We’re down to the final eight. Here are the match-ups:
(1) Worcester v. Georgia versus (9) Menominee Tribe of Indians v. United States
Menominee Tribe has made an amazing Cinderella run, and remains one of my personal favorites, despite its peculiar drafting by the quick and dirty pen of Justice Douglas. How can Menominee get past Worcester? Well, I think there’s an argument. Worcester is foundational, to be sure, but almost archaic. The Supreme Court in the early 1970s called it “platonic.” It’s been supplanted by modern cases, the ones starting in 1978 or so. No one cites it anymore. But then again, no one cites Menominee either.
(20) Merrion v. Jicarilla Apache Tribe versus (12) Morton v. Mancari
I think Merrion is the stronger precedent, but Mancari has the emotional backing. This will be a toughie. Both have eliminated older precedents, and so their resilience cannot be questioned (actually, it can, and I question Mancari‘s resilience).

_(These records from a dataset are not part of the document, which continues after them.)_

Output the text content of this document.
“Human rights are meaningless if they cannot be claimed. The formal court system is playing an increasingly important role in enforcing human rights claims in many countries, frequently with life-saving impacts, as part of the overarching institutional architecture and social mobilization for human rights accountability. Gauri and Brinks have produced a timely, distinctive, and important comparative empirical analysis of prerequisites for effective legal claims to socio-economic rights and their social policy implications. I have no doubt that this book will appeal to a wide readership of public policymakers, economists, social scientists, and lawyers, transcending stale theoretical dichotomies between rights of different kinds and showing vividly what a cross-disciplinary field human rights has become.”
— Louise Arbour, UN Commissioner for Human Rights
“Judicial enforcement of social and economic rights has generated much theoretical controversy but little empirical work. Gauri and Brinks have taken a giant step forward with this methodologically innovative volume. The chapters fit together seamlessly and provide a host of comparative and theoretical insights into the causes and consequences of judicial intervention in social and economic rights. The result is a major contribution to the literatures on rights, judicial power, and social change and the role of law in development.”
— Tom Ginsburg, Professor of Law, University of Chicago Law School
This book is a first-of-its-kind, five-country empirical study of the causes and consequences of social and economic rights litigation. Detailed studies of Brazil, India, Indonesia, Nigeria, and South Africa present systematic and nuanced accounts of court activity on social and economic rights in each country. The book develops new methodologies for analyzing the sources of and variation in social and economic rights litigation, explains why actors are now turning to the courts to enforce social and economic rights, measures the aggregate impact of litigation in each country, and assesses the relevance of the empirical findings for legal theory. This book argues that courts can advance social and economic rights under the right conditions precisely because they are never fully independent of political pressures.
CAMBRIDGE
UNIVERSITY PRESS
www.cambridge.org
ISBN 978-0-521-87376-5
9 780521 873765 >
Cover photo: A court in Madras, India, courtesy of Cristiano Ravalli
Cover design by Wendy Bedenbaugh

Good match-up.
(3) Ex parte Kan-Gi-Shun-Ca (Crow Dog) versus (6) Winters v. United States
Two of the oldest remaining cases left, slugging it out. Water rights versus … what does Crow Dog stand for again?
(15) United States v. Wheeler versus (7) Williams v. Lee
Williams has been a wrecking ball through this tournament, already eliminating Cabazon Band and Solem. Wheeler is tough, though, too. However, it hasn’t faced the same competition (Bracker and The Kansas Indians).
what exactly does the “platonic” part mean anyway.
It’s from McClanahan:
Finally, the trend has been away from the idea of inherent Indian sovereignty as a bar to state jurisdiction and toward reliance on federal preemption. See Mescalero Apache Tribe v. Jones, ante, p. 411 U. S. 145. The modern cases thus tend to avoid reliance on platonic notions of Indian sovereignty and to look instead to the applicable treaties and statutes which define the limits of state power. Compare, e.g., United States v. Kagama, 118 U. S. 375 (1886), with Kennerly v. District Court, 400 U. S. 423 (1971).
Platonic, there, probably means something like theoretical, but I think colored by Plato’s theory of the forms–tribal sovereignty in actuality is an imperfect (and probably, in the Court’s view, problematic) version of the ideal of sovereignty.